アンソニー・ホロヴィッツ.山田蘭(訳).『カササギ殺人事件』(上・下)(創元推理文庫).東京創元社.2018
http://www.tsogen.co.jp/np/isbn/9784488265076
http://www.tsogen.co.jp/np/isbn/9784488265083

上下二巻になる大作である。たぶん、今年のミステリベストには絶対入るにちがいない。まさに、ミステリの王道をいきながら、大胆で斬新なトリックでもある。

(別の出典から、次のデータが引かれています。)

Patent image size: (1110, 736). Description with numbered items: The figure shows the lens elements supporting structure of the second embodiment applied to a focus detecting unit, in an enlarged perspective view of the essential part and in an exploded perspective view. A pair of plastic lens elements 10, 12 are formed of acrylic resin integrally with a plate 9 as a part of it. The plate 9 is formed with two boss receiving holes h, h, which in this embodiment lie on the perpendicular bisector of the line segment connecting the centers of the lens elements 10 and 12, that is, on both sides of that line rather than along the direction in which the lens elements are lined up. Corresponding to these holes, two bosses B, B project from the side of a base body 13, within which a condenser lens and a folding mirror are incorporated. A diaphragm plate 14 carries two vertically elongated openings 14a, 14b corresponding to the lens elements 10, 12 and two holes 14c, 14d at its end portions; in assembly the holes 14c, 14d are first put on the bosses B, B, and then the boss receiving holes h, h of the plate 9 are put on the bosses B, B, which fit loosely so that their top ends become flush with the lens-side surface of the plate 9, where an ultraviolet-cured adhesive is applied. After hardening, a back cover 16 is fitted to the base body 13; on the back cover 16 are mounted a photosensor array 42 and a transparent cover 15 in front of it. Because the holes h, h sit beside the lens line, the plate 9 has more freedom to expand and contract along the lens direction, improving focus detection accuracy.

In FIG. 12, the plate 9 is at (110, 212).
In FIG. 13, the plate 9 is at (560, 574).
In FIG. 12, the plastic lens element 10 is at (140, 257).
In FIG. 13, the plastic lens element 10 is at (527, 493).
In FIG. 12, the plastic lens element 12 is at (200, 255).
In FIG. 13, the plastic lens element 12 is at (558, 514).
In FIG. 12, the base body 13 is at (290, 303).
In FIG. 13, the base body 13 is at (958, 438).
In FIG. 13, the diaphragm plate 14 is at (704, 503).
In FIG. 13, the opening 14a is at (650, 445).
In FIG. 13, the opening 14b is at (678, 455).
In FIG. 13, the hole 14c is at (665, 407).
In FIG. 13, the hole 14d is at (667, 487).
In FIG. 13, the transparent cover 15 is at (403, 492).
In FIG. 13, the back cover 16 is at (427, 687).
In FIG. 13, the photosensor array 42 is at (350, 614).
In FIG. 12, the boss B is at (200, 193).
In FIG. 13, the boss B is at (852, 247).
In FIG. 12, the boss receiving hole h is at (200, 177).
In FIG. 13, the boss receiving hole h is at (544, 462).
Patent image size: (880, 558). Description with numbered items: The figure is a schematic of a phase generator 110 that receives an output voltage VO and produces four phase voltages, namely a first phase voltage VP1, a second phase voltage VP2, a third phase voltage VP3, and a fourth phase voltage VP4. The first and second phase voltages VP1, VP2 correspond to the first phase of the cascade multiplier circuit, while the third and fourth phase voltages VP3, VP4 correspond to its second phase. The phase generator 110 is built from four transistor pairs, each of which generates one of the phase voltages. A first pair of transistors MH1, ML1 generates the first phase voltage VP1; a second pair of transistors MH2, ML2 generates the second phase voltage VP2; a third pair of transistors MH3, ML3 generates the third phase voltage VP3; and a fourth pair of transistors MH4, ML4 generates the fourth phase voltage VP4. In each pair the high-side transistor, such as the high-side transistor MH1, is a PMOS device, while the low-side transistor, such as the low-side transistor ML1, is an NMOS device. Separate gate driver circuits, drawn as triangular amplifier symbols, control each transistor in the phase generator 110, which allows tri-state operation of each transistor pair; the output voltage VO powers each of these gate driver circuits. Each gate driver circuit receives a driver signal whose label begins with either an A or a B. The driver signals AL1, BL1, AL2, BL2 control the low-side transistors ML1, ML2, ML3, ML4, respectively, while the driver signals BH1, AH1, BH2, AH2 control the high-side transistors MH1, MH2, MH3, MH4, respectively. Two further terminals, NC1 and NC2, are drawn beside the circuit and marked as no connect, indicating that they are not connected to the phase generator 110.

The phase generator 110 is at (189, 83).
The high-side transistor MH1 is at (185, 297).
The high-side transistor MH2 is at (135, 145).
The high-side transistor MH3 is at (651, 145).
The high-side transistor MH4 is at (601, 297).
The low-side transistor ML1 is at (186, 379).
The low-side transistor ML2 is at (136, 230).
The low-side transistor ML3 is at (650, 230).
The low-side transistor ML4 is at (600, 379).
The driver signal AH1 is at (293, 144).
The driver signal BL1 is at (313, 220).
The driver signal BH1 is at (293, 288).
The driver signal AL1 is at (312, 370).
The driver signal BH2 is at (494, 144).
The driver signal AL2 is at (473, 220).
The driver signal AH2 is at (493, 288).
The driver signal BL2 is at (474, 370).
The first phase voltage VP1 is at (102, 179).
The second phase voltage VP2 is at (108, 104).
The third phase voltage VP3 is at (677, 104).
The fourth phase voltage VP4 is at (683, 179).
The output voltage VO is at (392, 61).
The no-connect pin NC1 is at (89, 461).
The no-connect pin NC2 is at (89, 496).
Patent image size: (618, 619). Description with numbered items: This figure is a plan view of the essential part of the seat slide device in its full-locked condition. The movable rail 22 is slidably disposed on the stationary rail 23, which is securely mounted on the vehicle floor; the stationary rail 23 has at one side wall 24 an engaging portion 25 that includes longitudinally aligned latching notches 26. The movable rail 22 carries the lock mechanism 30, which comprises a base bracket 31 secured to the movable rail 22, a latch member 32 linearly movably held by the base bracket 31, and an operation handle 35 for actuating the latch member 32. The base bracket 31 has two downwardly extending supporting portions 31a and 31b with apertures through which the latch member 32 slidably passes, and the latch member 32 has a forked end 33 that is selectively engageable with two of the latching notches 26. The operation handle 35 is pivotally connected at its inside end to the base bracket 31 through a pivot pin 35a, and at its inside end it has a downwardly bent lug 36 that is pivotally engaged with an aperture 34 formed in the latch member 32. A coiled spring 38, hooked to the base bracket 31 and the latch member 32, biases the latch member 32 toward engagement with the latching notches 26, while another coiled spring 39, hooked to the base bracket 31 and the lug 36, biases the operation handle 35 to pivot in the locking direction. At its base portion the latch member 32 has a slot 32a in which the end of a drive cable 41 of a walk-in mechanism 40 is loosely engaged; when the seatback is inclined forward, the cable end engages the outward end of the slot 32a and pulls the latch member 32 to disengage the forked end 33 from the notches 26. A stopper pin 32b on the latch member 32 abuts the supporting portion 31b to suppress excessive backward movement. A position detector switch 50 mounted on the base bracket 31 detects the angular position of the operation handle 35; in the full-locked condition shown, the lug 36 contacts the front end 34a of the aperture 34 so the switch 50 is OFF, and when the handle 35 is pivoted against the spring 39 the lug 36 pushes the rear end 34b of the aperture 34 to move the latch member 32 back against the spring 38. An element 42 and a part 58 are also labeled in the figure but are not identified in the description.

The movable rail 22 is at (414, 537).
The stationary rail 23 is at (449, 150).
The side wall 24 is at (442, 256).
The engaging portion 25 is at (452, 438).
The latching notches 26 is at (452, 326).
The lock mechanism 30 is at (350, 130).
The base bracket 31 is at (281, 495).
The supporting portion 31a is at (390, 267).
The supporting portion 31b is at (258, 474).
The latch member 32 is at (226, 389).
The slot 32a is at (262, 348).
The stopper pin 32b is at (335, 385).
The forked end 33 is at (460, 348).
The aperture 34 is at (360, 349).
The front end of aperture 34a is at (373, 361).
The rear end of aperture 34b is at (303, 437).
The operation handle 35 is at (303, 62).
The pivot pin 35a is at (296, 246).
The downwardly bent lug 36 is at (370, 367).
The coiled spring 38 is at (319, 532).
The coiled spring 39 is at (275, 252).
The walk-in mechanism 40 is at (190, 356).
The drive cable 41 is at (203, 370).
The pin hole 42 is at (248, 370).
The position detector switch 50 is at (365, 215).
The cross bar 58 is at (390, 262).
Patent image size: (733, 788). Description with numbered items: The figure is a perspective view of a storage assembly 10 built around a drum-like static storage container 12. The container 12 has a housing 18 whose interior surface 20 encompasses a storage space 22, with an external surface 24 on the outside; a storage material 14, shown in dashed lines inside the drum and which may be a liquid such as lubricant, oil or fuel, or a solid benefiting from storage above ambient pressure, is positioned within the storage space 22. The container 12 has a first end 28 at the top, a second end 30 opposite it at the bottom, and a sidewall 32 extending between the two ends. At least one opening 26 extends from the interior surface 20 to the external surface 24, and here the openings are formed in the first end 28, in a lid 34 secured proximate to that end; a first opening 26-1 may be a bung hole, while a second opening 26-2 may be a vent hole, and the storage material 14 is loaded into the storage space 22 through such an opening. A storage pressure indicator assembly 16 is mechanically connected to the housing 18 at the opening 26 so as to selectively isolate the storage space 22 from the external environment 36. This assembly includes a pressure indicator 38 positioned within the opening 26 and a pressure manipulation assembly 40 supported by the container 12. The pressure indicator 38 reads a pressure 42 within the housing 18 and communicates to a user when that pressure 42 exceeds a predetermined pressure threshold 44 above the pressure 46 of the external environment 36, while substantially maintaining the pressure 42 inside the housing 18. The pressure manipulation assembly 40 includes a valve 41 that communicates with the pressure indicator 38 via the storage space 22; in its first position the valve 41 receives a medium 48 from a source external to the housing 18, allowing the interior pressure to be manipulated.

この本について書くのはむずかしい。が、思うところを記せば以下の三点ぐらいになるだろうか。

第一に、古典的フーダニットの作品。しかも、それが、多重構造になっている(まあ、ここまでは書いていいだろう)。

第二に、クリスティなどの古典的探偵小説へのオマージュにあふれている。ここのところは、さりげなく書いてあったり、あるいは、はっきりとそのように書いてあったりであるが、いたるところに、古典ミステリへの郷愁がただよっている。

第三に、これは、この作品のトリックには、東京創元社の編集部も加担している……としか思えない、本のつくりになっている。文庫本を手にして読み始めて、ふとある疑問をいだく。普通のミステリの文庫本と違う編集になっていると感じさせるところがある。それが、意味のあることであることは、読み終えて始めてわかる。

以上の三点ぐらいであろうか。

とにかく、上巻は、一気に読める。そして、下巻を読み始めてみると、いったいこれは何だと、大きな疑問の中につきおとされる。だが、こここで、上下巻を通じての多層構造になった謎は、最後には、見事に解き明かされる。フーダニットの傑作である。

なお、付言するならば……通常のミステリ作品として、登場人物の一覧が、本の中にある。だが、ある登場人物だけは、その一覧に出てきていない。これは、ミステリの老舗、東京創元社ならではのプライドをかけた編集と理解しておきたい。